Эсткарпом, измотанным многолетней войной – сперва с кольдерами, потом с соседями, – правил Корис из Горма. Через некоторое время к нему примкнули Джелита и Саймон Трегарт, вернувшиеся с помощью своих детей и решившие защищать запад, а не восток.

На севере одураченный кольдерами Ализон по их наущению вторгся на западный континент, где находились долины Высшего Холлака, и был разбит там наголову. Установился непрочный мир, но ализонцы часто отправлялись в набеги на юг, испытать на прочность оборону Эсткарпа, и на этой границе Корис держал основные свои силы.

Эти годы были полны опасностей; люди, лишившиеся лордов, – в особенности те, кого изгнали из Карстена, – скитались, не зная, куда податься. Некоторые осели в Эсткарпе, хоть он и не стал для них подлинным домом, другие же устраивались на службу, куда получалось.

Преображение вынудило сокольников, мрачный и смертельно опасный народ, бежать из своего Гнезда в горах и становиться моряками на сулькарских кораблях или наниматься на службу, и их прежде крепко спаянную общность разметало по свету. Их некогда великая цитадель превратилась в груду камней. Прошли годы, а большинство из них так нигде и не пустили корни. При нынешнем правлении Эсткарпу недоставало уверенности в будущем.

1

Пасмурный рассвет выдался ветреным. Ветер сорвал с крыши гостиницы шиферную плитку, швырнул во двор, и она с грохотом разлетелась на куски. Некогда Ромсгарт был крупным городом, куда съезжались купцы из дальних краев, последней эсткарпской цитаделью перед горным путем в Карстен. Теперь же старый город обветшал и не менее трети его древних каменных зданий превратились в поросшие сорняками руины. Те времена, когда город кишел приезжающими и уезжающими купцами, остались в прошлом – с тех пор два поколения успели прожить свою жизнь и умереть. Карстен? А кто сейчас поедет в Карстен по горным дорогам? Не было там никаких дорог с тех пор, как искореженные горы воздвигли преграды, известные ныне лишь изгоям, лазутчикам и бандитам – они стекались сюда издалека в поисках убежища и устраивали себе норы и логова.

Но добыча тут у них наверняка была скудной. А после трех суровых зим даже самые отъявленные бандиты вряд ли будут серьезной угрозой.


Девушка стояла у окна гостиницы, придерживала ставень – ветер так и норовил вырвать его из рук – и смотрела на еще не проснувшийся город, высунув кончик языка. Эта нервозная привычка – девушка делала так, сама того не осознавая, – выдавала ее тревогу, но не осталось никого, кому было бы дело до тревог Тирты с Ястребиного Утеса.
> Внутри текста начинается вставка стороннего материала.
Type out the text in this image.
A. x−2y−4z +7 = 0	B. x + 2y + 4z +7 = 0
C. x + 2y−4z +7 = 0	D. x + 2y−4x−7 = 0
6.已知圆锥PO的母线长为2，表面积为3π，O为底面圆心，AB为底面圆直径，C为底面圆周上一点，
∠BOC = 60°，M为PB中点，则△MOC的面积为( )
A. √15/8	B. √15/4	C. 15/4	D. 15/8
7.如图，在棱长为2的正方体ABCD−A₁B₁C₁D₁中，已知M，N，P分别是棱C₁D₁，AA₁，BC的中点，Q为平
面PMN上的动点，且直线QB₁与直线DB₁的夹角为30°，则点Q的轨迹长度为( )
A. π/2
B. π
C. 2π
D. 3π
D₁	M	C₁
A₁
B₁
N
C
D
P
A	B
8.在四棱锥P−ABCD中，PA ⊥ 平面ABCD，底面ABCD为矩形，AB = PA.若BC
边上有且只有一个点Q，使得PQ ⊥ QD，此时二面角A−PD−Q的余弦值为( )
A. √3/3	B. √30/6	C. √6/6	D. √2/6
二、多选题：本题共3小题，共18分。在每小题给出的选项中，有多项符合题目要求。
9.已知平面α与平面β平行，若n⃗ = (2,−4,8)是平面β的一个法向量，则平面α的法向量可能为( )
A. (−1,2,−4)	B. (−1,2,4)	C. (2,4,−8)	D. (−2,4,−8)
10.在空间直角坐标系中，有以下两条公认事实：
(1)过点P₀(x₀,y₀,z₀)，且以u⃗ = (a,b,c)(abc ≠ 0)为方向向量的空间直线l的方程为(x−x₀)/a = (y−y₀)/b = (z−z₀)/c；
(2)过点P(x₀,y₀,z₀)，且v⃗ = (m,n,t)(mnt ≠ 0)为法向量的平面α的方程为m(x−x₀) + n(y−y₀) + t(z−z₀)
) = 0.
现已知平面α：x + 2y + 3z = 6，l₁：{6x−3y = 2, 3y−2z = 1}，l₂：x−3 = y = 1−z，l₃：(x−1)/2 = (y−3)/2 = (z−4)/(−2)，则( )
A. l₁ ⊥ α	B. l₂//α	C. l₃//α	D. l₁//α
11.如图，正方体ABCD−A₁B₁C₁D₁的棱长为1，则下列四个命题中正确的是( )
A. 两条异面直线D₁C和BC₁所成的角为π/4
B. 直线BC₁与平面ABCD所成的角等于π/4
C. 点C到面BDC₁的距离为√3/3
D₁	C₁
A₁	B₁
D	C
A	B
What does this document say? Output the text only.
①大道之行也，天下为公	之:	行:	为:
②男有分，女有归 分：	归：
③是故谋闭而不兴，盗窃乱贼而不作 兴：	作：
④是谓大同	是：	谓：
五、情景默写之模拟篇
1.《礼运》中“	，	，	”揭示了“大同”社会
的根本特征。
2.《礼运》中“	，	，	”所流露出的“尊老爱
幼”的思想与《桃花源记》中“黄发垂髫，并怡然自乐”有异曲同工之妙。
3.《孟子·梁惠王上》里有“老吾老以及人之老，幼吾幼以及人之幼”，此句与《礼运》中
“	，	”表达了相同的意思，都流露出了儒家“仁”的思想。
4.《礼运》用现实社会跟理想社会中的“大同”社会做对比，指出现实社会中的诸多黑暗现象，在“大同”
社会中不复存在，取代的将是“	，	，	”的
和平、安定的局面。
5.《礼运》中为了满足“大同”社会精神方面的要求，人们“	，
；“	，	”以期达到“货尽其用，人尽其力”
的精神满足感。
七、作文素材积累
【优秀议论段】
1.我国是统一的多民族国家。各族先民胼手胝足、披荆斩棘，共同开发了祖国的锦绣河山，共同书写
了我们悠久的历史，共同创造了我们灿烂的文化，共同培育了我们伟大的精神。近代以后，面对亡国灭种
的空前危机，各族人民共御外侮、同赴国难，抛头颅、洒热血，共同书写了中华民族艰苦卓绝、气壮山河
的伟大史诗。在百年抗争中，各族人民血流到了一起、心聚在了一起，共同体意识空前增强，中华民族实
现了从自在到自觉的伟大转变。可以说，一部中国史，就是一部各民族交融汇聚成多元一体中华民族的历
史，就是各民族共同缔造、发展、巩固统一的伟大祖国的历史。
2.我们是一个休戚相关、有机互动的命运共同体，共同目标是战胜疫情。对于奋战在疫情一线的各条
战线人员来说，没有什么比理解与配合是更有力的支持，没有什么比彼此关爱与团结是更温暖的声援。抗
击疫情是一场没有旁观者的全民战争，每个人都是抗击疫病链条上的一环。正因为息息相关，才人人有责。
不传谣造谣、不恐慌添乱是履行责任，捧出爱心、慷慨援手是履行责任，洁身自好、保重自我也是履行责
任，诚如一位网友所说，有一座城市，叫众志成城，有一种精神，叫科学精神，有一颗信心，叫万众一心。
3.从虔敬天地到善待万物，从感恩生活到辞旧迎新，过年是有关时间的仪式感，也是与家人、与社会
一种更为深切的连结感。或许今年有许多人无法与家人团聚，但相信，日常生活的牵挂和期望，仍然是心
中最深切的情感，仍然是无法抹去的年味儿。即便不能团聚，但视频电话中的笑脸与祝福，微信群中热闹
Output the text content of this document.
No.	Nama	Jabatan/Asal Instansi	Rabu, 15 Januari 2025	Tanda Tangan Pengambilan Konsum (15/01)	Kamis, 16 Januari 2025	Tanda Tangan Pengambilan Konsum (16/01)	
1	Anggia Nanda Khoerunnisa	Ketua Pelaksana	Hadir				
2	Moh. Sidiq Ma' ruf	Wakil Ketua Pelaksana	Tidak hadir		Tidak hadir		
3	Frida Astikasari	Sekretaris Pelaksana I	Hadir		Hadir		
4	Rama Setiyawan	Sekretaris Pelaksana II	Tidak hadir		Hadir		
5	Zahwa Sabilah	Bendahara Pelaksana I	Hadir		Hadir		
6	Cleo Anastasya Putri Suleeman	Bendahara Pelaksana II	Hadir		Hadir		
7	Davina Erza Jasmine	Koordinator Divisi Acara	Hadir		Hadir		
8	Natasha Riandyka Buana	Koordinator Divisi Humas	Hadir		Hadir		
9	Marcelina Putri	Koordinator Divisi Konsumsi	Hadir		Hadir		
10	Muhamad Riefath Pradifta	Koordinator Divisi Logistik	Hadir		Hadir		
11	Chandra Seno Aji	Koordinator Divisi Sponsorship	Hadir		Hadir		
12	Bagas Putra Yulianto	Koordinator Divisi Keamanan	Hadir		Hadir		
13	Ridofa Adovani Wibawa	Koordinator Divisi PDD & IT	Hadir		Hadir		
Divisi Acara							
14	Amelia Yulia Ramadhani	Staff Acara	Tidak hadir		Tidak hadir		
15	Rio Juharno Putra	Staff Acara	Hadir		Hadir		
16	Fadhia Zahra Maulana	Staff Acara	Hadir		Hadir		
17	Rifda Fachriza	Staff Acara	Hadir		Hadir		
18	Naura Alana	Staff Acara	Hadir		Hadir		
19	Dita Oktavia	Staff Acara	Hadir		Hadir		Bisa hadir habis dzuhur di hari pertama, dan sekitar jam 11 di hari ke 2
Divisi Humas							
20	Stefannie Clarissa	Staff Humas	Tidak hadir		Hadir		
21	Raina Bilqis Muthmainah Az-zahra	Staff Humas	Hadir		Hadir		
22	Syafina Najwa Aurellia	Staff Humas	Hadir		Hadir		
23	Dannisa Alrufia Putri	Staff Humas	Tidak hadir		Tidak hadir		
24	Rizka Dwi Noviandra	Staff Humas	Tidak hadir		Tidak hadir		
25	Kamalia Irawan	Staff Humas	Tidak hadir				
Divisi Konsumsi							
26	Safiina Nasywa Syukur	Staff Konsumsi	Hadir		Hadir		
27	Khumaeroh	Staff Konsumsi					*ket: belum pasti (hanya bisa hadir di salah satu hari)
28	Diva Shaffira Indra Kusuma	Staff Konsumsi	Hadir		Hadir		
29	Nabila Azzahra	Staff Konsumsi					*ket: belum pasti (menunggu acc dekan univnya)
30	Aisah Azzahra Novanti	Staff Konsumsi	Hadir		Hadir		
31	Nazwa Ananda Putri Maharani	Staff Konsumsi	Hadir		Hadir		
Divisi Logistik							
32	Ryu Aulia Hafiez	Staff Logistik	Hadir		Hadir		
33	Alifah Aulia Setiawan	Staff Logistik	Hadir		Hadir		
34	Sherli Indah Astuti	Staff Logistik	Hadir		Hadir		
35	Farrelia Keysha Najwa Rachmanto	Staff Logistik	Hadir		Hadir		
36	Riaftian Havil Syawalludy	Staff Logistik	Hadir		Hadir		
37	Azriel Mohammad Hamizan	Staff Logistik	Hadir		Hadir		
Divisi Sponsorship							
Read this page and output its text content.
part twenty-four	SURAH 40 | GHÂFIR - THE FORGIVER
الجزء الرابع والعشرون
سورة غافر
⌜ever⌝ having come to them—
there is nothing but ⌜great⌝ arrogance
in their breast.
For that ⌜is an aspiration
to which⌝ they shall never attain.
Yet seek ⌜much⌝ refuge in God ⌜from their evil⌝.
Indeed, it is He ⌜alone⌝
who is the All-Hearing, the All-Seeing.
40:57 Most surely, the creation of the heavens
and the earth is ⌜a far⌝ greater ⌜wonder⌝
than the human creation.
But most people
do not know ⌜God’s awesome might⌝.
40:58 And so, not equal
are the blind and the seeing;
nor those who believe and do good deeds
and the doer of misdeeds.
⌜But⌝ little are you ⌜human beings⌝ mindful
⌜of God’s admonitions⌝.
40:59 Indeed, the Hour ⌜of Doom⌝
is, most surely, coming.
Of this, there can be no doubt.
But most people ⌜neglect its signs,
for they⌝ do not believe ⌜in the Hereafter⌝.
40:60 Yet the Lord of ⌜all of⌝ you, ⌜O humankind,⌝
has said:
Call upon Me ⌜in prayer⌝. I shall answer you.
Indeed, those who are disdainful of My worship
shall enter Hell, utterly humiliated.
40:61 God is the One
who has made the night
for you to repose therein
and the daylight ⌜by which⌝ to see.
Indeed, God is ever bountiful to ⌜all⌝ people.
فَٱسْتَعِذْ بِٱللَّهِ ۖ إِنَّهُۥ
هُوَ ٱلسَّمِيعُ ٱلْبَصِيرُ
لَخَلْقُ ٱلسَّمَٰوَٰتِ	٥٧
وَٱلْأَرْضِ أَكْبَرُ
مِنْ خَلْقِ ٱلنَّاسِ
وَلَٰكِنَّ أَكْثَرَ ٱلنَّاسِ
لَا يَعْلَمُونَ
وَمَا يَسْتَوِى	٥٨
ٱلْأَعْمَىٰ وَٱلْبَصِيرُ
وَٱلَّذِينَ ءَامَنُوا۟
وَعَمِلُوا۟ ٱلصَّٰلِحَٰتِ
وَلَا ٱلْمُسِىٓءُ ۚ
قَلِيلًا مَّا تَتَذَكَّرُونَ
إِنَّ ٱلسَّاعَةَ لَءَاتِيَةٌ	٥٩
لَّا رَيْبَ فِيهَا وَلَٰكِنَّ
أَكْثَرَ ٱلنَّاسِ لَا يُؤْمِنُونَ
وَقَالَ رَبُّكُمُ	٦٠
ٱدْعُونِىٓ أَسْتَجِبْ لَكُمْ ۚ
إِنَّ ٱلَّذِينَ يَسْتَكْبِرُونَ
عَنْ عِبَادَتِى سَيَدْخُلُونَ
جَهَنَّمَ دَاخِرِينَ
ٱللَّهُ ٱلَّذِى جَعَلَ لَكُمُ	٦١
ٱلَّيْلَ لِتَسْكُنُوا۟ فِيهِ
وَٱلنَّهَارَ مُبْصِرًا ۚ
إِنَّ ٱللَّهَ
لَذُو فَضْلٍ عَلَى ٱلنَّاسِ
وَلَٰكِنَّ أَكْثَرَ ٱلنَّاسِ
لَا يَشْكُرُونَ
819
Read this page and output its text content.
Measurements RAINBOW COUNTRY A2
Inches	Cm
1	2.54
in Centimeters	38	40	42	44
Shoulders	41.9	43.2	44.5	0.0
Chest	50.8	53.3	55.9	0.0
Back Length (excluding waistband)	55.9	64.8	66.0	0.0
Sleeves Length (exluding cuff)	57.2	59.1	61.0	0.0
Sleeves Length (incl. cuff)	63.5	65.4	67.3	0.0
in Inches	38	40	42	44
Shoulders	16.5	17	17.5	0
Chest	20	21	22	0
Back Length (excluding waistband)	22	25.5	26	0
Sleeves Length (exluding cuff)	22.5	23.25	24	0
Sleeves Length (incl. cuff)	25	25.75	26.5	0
Множество людей, измученных годами войны, бродили вдоль разрушенной границы, безнадежно искали убежище или чем-то занимались, но держали свое дело в тайне, чтобы его не отобрали вслед за всем прочим. В этих умирающих, полуразрушенных городах путникам не задают вопросов. Жизнь, вернувшаяся в Эсткарп, сосредоточилась на севере – в плодородных землях, которые через неделю-другую начнут вспахивать, и в портах, куда приходят сулькарские корабли – это бесстрашные торговцы уже начали возвращаться на свои прежние морские маршруты.

А эта комната, где скрученный из тряпки фитиль в плошке с маслом давал больше дыма, чем света, пропиталась запахом путников – слишком много их здесь побывало, слишком мало гордости здесь сохранилось, слишком много лет прошло. Время исчеркало стены трещинами и сделало пол неровным – его толстые доски истерлись под сотнями сапог. Тирта глубоко вдохнула чистый воздух снаружи, закрыла ставни и задвинула засов. Затем быстро прошла к шаткому столу с легкостью человека, привыкшего к опасным тропам.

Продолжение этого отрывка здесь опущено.